Novena Roh Kudus Hari-1
May 23, 2020
Kisah Para Rasul 18: 9-18; Yohanes 16: 20-23a
Siapa diantara kita yang tidak pernah mengalami dukacita? Saya yakin tidak ada. Setiap orang pernah mengalami duka cita. Seringkali kita menganggap bahwa dukacita kita disebabkan oleh faktor dari luar diri kita; bahwa dukacita itu disebabkan oleh karena status dan keberadaan kita sebagai murid-murid Kristus. Hal ini bisa dimaklumi karena, bacaan-bacaan misa harian, terutama bacaan pertama, merefleksikan beberapa peristiwa di tanah air kita.
Tetapi dukacita bisa muncul dari dalam diri kita, dalam apa yang kita alami secara pribadi. Kita bisa menyebut apa yang kita alami sekarang: tidak bisa bertemu dan berkumpul dengan banyak orang; tidak bisa menerima Tubuh Kristus dengan nyata; harus tinggal di rumah; itu suatu dukacita. Buktinya sudah banyak orang yang bertanya kapan misa dibuka untuk umum? Kapan boleh menerima Tubuh Kristus? Ada yang mengusulkan mulai memperbolehkan umat datang, dsb. Ada orang yang mengalami nasib buruk bertubi-tubi, kehilangan pekerjaan, ditagih hutang, ditambah suami/istri minta diceraikan, anak minggat. Ini suatu dukacita. Ada yang terkena virus corona justru pada saat ia menolong orang lain. Lihat para tenaga medis sudah mulai mengumandang hastag #terserahkamu; karena mereka berjuang dengan mengurbankan bahkan hidupnya, tetapi kita berperilaku sepertinya tidak ada apa-apa, menaifkan yang tenaga medis, pemerintah dan aparat lakukan.
Dukacita ini tidak hanya terjadi pada level fisik, tetapi yang juga sangat berat pada sisi mental dan rohani. Kita bisa meragukan iman kita akan Allah, bahkan bisa jadi kita tidak mengakui keberadaan dan adanya Allah. Mengapa ALlah diam membisu saja. Ini mungkin yang dikatakan oleh Yesus, “Lebih baik Aku pergi”. Mungkin perlu Ia absent dari campur tangan atas persoalan-persoalan kita, supaya kita mampu menemukan secara pribadi kehadiran Allah yang datang untuk melihat kita. Ketika Yesus absent, maka kita mengandalkan Roh Penghibur, Roh Penolong yang dipanggil (parakletos) untuk menjamin kehidupan kita. Roh inilah yang akan memberi kekuatan kepada kita untuk mampu menanggung dukacita itu; tetapi juga Roh inilah yang akan membantu kita untuk menemukan dimensi sukacita yang dianugerahkan Tuhan secara pribadi kepada masing-masing pribadi.
Di awal imamat saya, energi dan semangat saya seperti seorang pahlawan. Saya berangkat ke tempat tugas yang jaraknya sekitar 6 km dengan sepeda kayuh.

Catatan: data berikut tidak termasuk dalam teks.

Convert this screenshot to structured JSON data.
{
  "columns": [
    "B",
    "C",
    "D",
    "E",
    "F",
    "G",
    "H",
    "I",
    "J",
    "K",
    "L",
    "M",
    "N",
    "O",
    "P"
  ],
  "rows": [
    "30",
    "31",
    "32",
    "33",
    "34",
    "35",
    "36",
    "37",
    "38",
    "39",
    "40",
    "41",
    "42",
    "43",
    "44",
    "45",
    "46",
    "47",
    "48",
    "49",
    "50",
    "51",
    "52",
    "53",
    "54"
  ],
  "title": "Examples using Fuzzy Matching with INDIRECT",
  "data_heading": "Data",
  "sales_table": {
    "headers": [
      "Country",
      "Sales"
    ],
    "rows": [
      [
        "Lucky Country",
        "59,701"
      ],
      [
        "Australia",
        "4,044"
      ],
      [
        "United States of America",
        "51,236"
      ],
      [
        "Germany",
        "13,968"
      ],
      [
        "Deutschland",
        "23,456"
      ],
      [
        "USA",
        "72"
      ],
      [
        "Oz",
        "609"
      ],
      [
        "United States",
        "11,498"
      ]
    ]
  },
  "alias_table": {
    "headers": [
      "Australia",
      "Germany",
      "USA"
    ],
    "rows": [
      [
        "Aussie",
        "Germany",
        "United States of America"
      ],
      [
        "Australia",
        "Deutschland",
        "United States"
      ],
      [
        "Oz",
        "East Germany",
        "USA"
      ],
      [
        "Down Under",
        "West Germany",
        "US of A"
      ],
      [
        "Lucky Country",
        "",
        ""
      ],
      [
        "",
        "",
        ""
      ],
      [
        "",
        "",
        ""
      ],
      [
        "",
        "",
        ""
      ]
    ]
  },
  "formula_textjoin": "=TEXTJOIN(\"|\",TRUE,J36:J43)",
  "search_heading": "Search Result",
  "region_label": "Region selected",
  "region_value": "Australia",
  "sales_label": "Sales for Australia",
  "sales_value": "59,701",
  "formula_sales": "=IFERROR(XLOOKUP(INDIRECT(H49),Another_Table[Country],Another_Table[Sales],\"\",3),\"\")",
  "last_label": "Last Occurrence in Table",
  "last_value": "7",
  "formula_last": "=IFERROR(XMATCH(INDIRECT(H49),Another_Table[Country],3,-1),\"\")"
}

Saya tidak mau terlambat untuk memberi contoh kepada mereka yang naik motor bahkan minta dijemput. Saya juga pulang paling akhir, sehingga ketika sampai di pastoran, meja makan sudah berserakan dan tidak memberi semangat untuk makan. Saya pun langsung istirahat siang. Akibatnya saya mengalami dukacita, harus dirawat di rumah sakit. Selama di rumah sakit pun, tidak seorang pun boleh mengunjungi, termasuk anak-anak misdinar yang sangat dekat dengan saya. Dalam penyembuhan itulah saya menemukan ayat Kitab Suci yang mengatakan, “Beginlah nasib orang yang mengandalkan kekuatannya sendiri”. Mulai saat itu, saya tidak berani menjadi pahlawan dengan mengandalkan kekuatan sendiri. Bergantung pada Allah selalu menjadi prinsip karya saya.
Maka para saudara, jangan takut menghadapi dukacita, karena dukacita itu akan diubah menjadi suka cita. Roh Kudus lah yang akan membantu kita untuk mengubahnya.